24. Check all over for wrinkles or loose sections that need to be pulled tighter. Adjust to your liking.
“Holy crap. I made that!?” – Me
Flip over your 85% complete creation, and marvel. You did that. Go tell your family and friends. I’ll wait.
SECURE-ITY!
For the following steps, you will need some dust cover fabric, a staple gun, appropriately sized staples (depending on your gun), small flat tacks, and a small tack hammer.
25. Flip that masterpiece back over (on a clean floor), staple gun at the ready. You should still have two inches of excess fabric to pull over the bottom of the frame and secure with staples. On each side, start in the middle and pull the fabric over the frame and inward at the desired tightness. Staple to hold. Then, work you way to the corners on either side of the first staple, pulling to the desire tightness, and stapling to secure. Repeat on all sides until complete and leaving two inches on each side un-stapled at the corner.
25. At the corner, choose one side of the fabric to go underneath, pull tightly toward the inside of the frame and staple. Take the remaining loss fabric on that corner and fold under the corner to create a mitered corner-like appearance when pulled over, then secure. This gives you a finished edge look. Repeat for all corners.
26. Now comes the dust cover underneath. You could say this is optional but, as the name suggests, it keeps dust out of the inside of the piece and prolongs its overall life. Worth it to me. take the measurements of the frame and cut a dust cover piece to that size. Lay the piece over the top of the underside. Spread to center. Fold the cut edge underneath and place a small tack at the center of one side to hold it in place. Repeat on each side until you have one tack holding the cover in place in the center of each side. Don’t forget to fold under the cut side for a more professional looking edge.

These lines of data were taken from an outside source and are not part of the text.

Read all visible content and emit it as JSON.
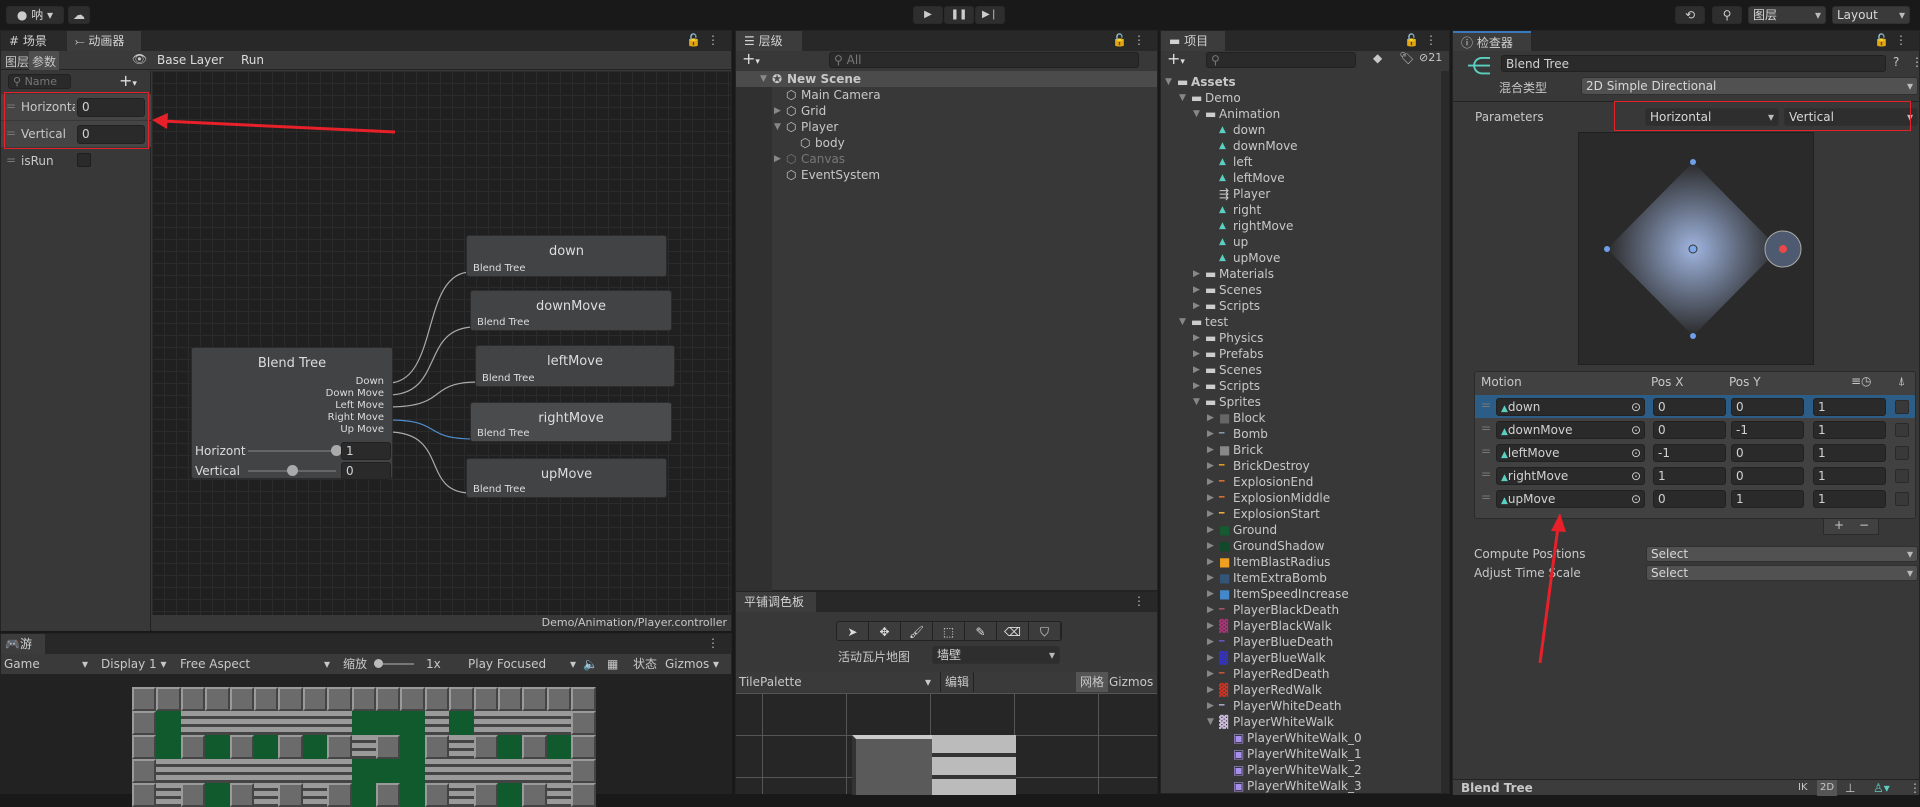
{
  "toolbar": {
    "account": "呐",
    "layers": "图层",
    "layout": "Layout",
    "play_icon": "play",
    "pause_icon": "pause",
    "step_icon": "step"
  },
  "animator": {
    "tabs": [
      "场景",
      "动画器"
    ],
    "subtabs": [
      "图层",
      "参数"
    ],
    "breadcrumb": [
      "Base Layer",
      "Run"
    ],
    "search_placeholder": "Name",
    "params": [
      {
        "name": "Horizontal",
        "value": "0"
      },
      {
        "name": "Vertical",
        "value": "0"
      },
      {
        "name": "isRun",
        "value": ""
      }
    ],
    "footer_path": "Demo/Animation/Player.controller",
    "blend_node": {
      "title": "Blend Tree",
      "outputs": [
        "Down",
        "Down Move",
        "Left Move",
        "Right Move",
        "Up Move"
      ],
      "sliders": [
        {
          "label": "Horizont",
          "value": "1",
          "fraction": 1
        },
        {
          "label": "Vertical",
          "value": "0",
          "fraction": 0.5
        }
      ]
    },
    "motion_nodes": [
      {
        "title": "down",
        "sub": "Blend Tree"
      },
      {
        "title": "downMove",
        "sub": "Blend Tree"
      },
      {
        "title": "leftMove",
        "sub": "Blend Tree"
      },
      {
        "title": "rightMove",
        "sub": "Blend Tree"
      },
      {
        "title": "upMove",
        "sub": "Blend Tree"
      }
    ]
  },
  "game": {
    "tab": "游戏",
    "display_mode": "Game",
    "display": "Display 1",
    "aspect": "Free Aspect",
    "scale_label": "缩放",
    "scale_value": "1x",
    "play_mode": "Play Focused",
    "stats": "状态",
    "gizmos": "Gizmos"
  },
  "hierarchy": {
    "tab": "层级",
    "search_placeholder": "All",
    "items": [
      {
        "label": "New Scene",
        "depth": 0,
        "arrow": "▼"
      },
      {
        "label": "Main Camera",
        "depth": 1,
        "arrow": ""
      },
      {
        "label": "Grid",
        "depth": 1,
        "arrow": "▶"
      },
      {
        "label": "Player",
        "depth": 1,
        "arrow": "▼"
      },
      {
        "label": "body",
        "depth": 2,
        "arrow": ""
      },
      {
        "label": "Canvas",
        "depth": 1,
        "arrow": "▶"
      },
      {
        "label": "EventSystem",
        "depth": 1,
        "arrow": ""
      }
    ]
  },
  "tile_palette": {
    "tab": "平铺调色板",
    "active_tilemap_label": "活动瓦片地图",
    "active_tilemap": "墙壁",
    "palette": "TilePalette",
    "edit": "编辑",
    "grid": "网格",
    "gizmos": "Gizmos",
    "tools": [
      "select",
      "move",
      "paint",
      "box-fill",
      "pick",
      "erase",
      "fill"
    ]
  },
  "project": {
    "tab": "项目",
    "hidden_count": "21",
    "items": [
      {
        "label": "Assets",
        "depth": 0,
        "arrow": "▼",
        "type": "folder"
      },
      {
        "label": "Demo",
        "depth": 1,
        "arrow": "▼",
        "type": "folder"
      },
      {
        "label": "Animation",
        "depth": 2,
        "arrow": "▼",
        "type": "folder"
      },
      {
        "label": "down",
        "depth": 3,
        "arrow": "",
        "type": "anim"
      },
      {
        "label": "downMove",
        "depth": 3,
        "arrow": "",
        "type": "anim"
      },
      {
        "label": "left",
        "depth": 3,
        "arrow": "",
        "type": "anim"
      },
      {
        "label": "leftMove",
        "depth": 3,
        "arrow": "",
        "type": "anim"
      },
      {
        "label": "Player",
        "depth": 3,
        "arrow": "",
        "type": "controller"
      },
      {
        "label": "right",
        "depth": 3,
        "arrow": "",
        "type": "anim"
      },
      {
        "label": "rightMove",
        "depth": 3,
        "arrow": "",
        "type": "anim"
      },
      {
        "label": "up",
        "depth": 3,
        "arrow": "",
        "type": "anim"
      },
      {
        "label": "upMove",
        "depth": 3,
        "arrow": "",
        "type": "anim"
      },
      {
        "label": "Materials",
        "depth": 2,
        "arrow": "▶",
        "type": "folder"
      },
      {
        "label": "Scenes",
        "depth": 2,
        "arrow": "▶",
        "type": "folder"
      },
      {
        "label": "Scripts",
        "depth": 2,
        "arrow": "▶",
        "type": "folder"
      },
      {
        "label": "test",
        "depth": 1,
        "arrow": "▼",
        "type": "folder"
      },
      {
        "label": "Physics",
        "depth": 2,
        "arrow": "▶",
        "type": "folder"
      },
      {
        "label": "Prefabs",
        "depth": 2,
        "arrow": "▶",
        "type": "folder"
      },
      {
        "label": "Scenes",
        "depth": 2,
        "arrow": "▶",
        "type": "folder"
      },
      {
        "label": "Scripts",
        "depth": 2,
        "arrow": "▶",
        "type": "folder"
      },
      {
        "label": "Sprites",
        "depth": 2,
        "arrow": "▼",
        "type": "folder"
      },
      {
        "label": "Block",
        "depth": 3,
        "arrow": "▶",
        "type": "sprite",
        "color": "#666666"
      },
      {
        "label": "Bomb",
        "depth": 3,
        "arrow": "▶",
        "type": "strip",
        "color": "#8899aa"
      },
      {
        "label": "Brick",
        "depth": 3,
        "arrow": "▶",
        "type": "sprite",
        "color": "#888888"
      },
      {
        "label": "BrickDestroy",
        "depth": 3,
        "arrow": "▶",
        "type": "strip",
        "color": "#e8a020"
      },
      {
        "label": "ExplosionEnd",
        "depth": 3,
        "arrow": "▶",
        "type": "strip",
        "color": "#e07030"
      },
      {
        "label": "ExplosionMiddle",
        "depth": 3,
        "arrow": "▶",
        "type": "strip",
        "color": "#e07030"
      },
      {
        "label": "ExplosionStart",
        "depth": 3,
        "arrow": "▶",
        "type": "strip",
        "color": "#f0b040"
      },
      {
        "label": "Ground",
        "depth": 3,
        "arrow": "▶",
        "type": "sprite",
        "color": "#155a30"
      },
      {
        "label": "GroundShadow",
        "depth": 3,
        "arrow": "▶",
        "type": "sprite",
        "color": "#104a28"
      },
      {
        "label": "ItemBlastRadius",
        "depth": 3,
        "arrow": "▶",
        "type": "sprite",
        "color": "#f0a020"
      },
      {
        "label": "ItemExtraBomb",
        "depth": 3,
        "arrow": "▶",
        "type": "sprite",
        "color": "#335577"
      },
      {
        "label": "ItemSpeedIncrease",
        "depth": 3,
        "arrow": "▶",
        "type": "sprite",
        "color": "#4488cc"
      },
      {
        "label": "PlayerBlackDeath",
        "depth": 3,
        "arrow": "▶",
        "type": "strip",
        "color": "#aa5566"
      },
      {
        "label": "PlayerBlackWalk",
        "depth": 3,
        "arrow": "▶",
        "type": "sheet",
        "color": "#aa3377"
      },
      {
        "label": "PlayerBlueDeath",
        "depth": 3,
        "arrow": "▶",
        "type": "strip",
        "color": "#6655cc"
      },
      {
        "label": "PlayerBlueWalk",
        "depth": 3,
        "arrow": "▶",
        "type": "sheet",
        "color": "#3333cc"
      },
      {
        "label": "PlayerRedDeath",
        "depth": 3,
        "arrow": "▶",
        "type": "strip",
        "color": "#cc5533"
      },
      {
        "label": "PlayerRedWalk",
        "depth": 3,
        "arrow": "▶",
        "type": "sheet",
        "color": "#cc3322"
      },
      {
        "label": "PlayerWhiteDeath",
        "depth": 3,
        "arrow": "▶",
        "type": "strip",
        "color": "#aaaacc"
      },
      {
        "label": "PlayerWhiteWalk",
        "depth": 3,
        "arrow": "▼",
        "type": "sheet",
        "color": "#ccbbdd"
      },
      {
        "label": "PlayerWhiteWalk_0",
        "depth": 4,
        "arrow": "",
        "type": "subsprite"
      },
      {
        "label": "PlayerWhiteWalk_1",
        "depth": 4,
        "arrow": "",
        "type": "subsprite"
      },
      {
        "label": "PlayerWhiteWalk_2",
        "depth": 4,
        "arrow": "",
        "type": "subsprite"
      },
      {
        "label": "PlayerWhiteWalk_3",
        "depth": 4,
        "arrow": "",
        "type": "subsprite"
      }
    ]
  },
  "inspector": {
    "tab": "检查器",
    "name": "Blend Tree",
    "blend_type_label": "混合类型",
    "blend_type": "2D Simple Directional",
    "parameters_label": "Parameters",
    "param_x": "Horizontal",
    "param_y": "Vertical",
    "table_headers": {
      "motion": "Motion",
      "pos_x": "Pos X",
      "pos_y": "Pos Y"
    },
    "motions": [
      {
        "name": "down",
        "x": "0",
        "y": "0",
        "speed": "1"
      },
      {
        "name": "downMove",
        "x": "0",
        "y": "-1",
        "speed": "1"
      },
      {
        "name": "leftMove",
        "x": "-1",
        "y": "0",
        "speed": "1"
      },
      {
        "name": "rightMove",
        "x": "1",
        "y": "0",
        "speed": "1"
      },
      {
        "name": "upMove",
        "x": "0",
        "y": "1",
        "speed": "1"
      }
    ],
    "compute_positions_label": "Compute Positions",
    "compute_positions": "Select",
    "adjust_time_label": "Adjust Time Scale",
    "adjust_time": "Select",
    "preview_title": "Blend Tree",
    "preview_buttons": [
      "IK",
      "2D"
    ]
  },
  "colors": {
    "accent": "#2c5d87",
    "annotation": "#e8202a",
    "anim_icon": "#5ad0c0"
  }
}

27. Pull the each corner tight and place a tack to hold. Now, place a tack in the center of each gap between tack going all the way around the frame for evenly space tacks. Repeat placing a tack in the center of each new gap until you feel you have tacked enough and just can’t tack anymore.
Again, I forgot to take a photo of this because is was so dang jazzed that I had done this myself and couldn’t wait to finish. I will reflect on this oversight for the remainder of my life.
28. Switching out the legs of feet on a piece of furniture is such an easy way to level it up. In it’s past life, this thing had Made-in-China plastic feet that I threw away immediately lest they contain a spying device. I replaced them with for bun style feet that I bought unfinished from Lowe’s, then stained and oiled myself. Big R.O.I here, in my opinion.
If you’re fancy, you may also want to add some sticky, pre-cut furniture pads on the underside of the feet. I am fancy. Now flip that sucker over and elevate those ankles.
LOOK. AT. HER.
They said it couldn’t be done by a layman, but here we are. I’d like to thank my 8th grade P.E. teacher who once told my grandmother that I wouldn’t be able to handle playing high school sports. In your face, respectfully.